Internierungslager Les Milles
Chère Jeanne, S.O.S. Max
Postkarte von Max Ernst an die Galeristin Jeanne Bucher, 1. September 1939
Nach Beginn des Zweiten Weltkriegs ordnete die französische Regierung die Internierung der in Frankreich lebenden Deutschen und Österreicher an. Viele von ihnen waren wegen rassistischer oder politischer Verfolgung aus dem nationalsozialistischen Deutschland in das Nachbarland geflohen, wo sie nun als „feindliche Ausländer“ galten.
Die meisten Internierungslager waren nur provisorisch eingerichtet, so auch die Ziegelei in Les Milles bei Aix-en-Provence. Dort wurden nach Kriegsbeginn über 1500 Menschen inhaftiert, für die die sanitären Einrichtungen und die Versorgung nicht ausreichten: Es herrschten katastrophale hygienische Zustände. Unter den Häftlingen waren auch prominente Künstler wie die Schriftsteller Lion Feuchtwanger, Walter Hasenclever, Alfred Kantorowicz und Golo Mann sowie die Maler Max Ernst und Hans Bellmer. Anfang des Jahres 1940 wurden fast alle Insassen wieder entlassen, doch nach dem Angriff der deutschen Wehrmacht auf Frankreich brachte man erneut Gefangene nach Les Milles – insgesamt waren dort bis zur Schließung im Spätherbst 1942 etwa 10.000 Menschen aus 27 Ländern inhaftiert.

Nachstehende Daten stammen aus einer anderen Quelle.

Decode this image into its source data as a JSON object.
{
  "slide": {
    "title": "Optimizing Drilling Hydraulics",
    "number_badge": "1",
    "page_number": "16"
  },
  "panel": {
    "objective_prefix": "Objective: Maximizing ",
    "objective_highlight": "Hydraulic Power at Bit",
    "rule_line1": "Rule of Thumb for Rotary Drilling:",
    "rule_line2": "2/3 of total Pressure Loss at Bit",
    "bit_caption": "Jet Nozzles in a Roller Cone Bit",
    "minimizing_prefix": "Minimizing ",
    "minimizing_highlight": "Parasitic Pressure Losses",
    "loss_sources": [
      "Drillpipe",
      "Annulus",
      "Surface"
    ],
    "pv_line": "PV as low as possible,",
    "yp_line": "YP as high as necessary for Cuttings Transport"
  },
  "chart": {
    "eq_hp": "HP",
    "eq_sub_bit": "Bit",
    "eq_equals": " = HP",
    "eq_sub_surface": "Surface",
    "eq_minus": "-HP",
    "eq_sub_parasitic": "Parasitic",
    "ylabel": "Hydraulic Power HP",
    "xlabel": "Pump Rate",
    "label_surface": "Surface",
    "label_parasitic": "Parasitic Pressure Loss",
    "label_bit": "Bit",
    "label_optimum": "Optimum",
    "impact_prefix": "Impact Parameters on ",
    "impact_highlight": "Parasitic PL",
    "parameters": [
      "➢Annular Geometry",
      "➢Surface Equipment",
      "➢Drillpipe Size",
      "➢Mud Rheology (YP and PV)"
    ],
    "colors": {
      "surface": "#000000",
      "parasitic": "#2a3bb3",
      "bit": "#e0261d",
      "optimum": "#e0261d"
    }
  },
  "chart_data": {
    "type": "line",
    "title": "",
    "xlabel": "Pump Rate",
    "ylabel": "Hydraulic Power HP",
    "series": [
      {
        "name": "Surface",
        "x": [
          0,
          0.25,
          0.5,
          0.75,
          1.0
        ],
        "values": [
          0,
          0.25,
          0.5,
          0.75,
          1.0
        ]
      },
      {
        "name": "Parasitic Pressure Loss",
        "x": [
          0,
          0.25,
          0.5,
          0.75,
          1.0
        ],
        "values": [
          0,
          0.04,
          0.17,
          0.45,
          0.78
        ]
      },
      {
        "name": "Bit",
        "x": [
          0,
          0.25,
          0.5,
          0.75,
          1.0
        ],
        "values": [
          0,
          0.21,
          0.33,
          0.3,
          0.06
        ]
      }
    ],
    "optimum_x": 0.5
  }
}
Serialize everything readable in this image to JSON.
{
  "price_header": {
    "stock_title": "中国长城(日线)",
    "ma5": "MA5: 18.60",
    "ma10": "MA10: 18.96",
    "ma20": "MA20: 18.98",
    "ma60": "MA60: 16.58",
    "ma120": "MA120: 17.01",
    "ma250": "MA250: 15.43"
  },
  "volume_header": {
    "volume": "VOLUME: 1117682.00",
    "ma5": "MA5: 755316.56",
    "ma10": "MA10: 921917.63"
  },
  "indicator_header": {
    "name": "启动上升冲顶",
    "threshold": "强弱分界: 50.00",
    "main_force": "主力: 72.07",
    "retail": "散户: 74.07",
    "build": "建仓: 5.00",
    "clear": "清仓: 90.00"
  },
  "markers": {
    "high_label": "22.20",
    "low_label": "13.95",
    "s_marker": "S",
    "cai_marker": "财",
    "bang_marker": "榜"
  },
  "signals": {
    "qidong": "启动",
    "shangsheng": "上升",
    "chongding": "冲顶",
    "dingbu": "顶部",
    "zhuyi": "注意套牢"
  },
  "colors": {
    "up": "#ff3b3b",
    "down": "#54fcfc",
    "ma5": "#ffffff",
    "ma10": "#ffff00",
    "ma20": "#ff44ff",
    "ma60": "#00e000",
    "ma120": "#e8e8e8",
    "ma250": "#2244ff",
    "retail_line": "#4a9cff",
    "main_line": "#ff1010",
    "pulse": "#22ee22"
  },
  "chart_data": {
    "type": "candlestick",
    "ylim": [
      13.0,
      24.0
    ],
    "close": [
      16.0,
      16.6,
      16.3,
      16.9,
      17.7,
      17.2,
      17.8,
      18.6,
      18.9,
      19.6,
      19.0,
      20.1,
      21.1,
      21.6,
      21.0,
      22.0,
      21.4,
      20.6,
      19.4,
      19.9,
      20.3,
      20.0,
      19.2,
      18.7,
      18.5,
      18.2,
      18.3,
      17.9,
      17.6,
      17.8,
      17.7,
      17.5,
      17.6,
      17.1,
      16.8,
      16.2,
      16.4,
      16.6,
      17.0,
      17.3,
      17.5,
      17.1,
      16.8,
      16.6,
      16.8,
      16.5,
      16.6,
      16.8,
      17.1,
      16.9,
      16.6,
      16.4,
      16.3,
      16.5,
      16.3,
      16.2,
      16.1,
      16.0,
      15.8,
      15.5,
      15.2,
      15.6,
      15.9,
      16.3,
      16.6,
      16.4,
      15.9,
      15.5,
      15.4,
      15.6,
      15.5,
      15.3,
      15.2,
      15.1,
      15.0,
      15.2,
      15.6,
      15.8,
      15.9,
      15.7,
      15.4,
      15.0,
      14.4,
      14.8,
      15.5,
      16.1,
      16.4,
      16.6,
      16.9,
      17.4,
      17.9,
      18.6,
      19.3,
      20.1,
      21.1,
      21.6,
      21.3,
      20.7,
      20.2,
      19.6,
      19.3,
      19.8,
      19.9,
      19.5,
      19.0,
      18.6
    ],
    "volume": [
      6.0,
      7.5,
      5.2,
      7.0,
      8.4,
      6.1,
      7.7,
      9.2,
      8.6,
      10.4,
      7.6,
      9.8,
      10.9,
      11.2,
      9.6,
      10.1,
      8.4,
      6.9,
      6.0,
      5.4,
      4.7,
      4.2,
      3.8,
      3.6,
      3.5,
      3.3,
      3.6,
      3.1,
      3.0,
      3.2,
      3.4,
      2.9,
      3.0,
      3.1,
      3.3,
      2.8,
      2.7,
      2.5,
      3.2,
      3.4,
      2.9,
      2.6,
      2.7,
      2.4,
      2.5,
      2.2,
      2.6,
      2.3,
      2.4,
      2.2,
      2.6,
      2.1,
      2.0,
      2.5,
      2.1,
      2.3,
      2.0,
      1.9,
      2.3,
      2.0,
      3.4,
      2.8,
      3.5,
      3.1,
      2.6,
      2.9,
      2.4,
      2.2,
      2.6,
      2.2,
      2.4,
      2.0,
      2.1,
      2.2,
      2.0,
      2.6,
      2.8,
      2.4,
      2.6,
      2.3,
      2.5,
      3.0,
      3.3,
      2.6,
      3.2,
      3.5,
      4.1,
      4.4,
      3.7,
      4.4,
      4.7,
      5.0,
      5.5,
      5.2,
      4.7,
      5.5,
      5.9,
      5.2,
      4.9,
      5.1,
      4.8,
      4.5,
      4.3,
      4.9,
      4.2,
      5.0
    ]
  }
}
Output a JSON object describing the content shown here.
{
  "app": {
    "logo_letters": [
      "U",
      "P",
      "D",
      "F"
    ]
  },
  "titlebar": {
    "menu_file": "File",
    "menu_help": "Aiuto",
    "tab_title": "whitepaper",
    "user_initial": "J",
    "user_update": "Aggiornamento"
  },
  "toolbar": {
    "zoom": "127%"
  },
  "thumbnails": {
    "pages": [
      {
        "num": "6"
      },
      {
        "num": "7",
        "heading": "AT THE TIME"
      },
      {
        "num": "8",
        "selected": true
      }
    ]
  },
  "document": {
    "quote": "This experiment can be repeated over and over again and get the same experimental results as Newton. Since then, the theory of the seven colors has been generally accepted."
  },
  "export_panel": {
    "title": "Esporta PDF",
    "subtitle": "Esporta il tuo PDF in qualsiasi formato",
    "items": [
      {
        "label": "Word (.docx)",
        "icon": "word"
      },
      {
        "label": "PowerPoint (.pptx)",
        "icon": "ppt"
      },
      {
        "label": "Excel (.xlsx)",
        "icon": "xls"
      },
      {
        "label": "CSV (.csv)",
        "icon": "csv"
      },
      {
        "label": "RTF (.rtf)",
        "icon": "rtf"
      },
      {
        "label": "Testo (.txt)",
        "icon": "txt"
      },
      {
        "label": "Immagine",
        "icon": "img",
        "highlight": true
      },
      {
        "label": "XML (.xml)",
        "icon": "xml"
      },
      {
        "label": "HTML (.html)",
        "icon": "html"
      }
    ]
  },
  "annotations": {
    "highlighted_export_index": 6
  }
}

Baumaßnahmen verbesserten die Lebensbedingungen nur unwesentlich. Die Internierten traten dem deprimierenden Alltag mit kulturellen Veranstaltungen entgegen. Für die etwa 40 Maler wurde ein Atelier eingerichtet, in Gemeinschaftsarbeit gestalteten sie die Wände der Kantine des Wachpersonals.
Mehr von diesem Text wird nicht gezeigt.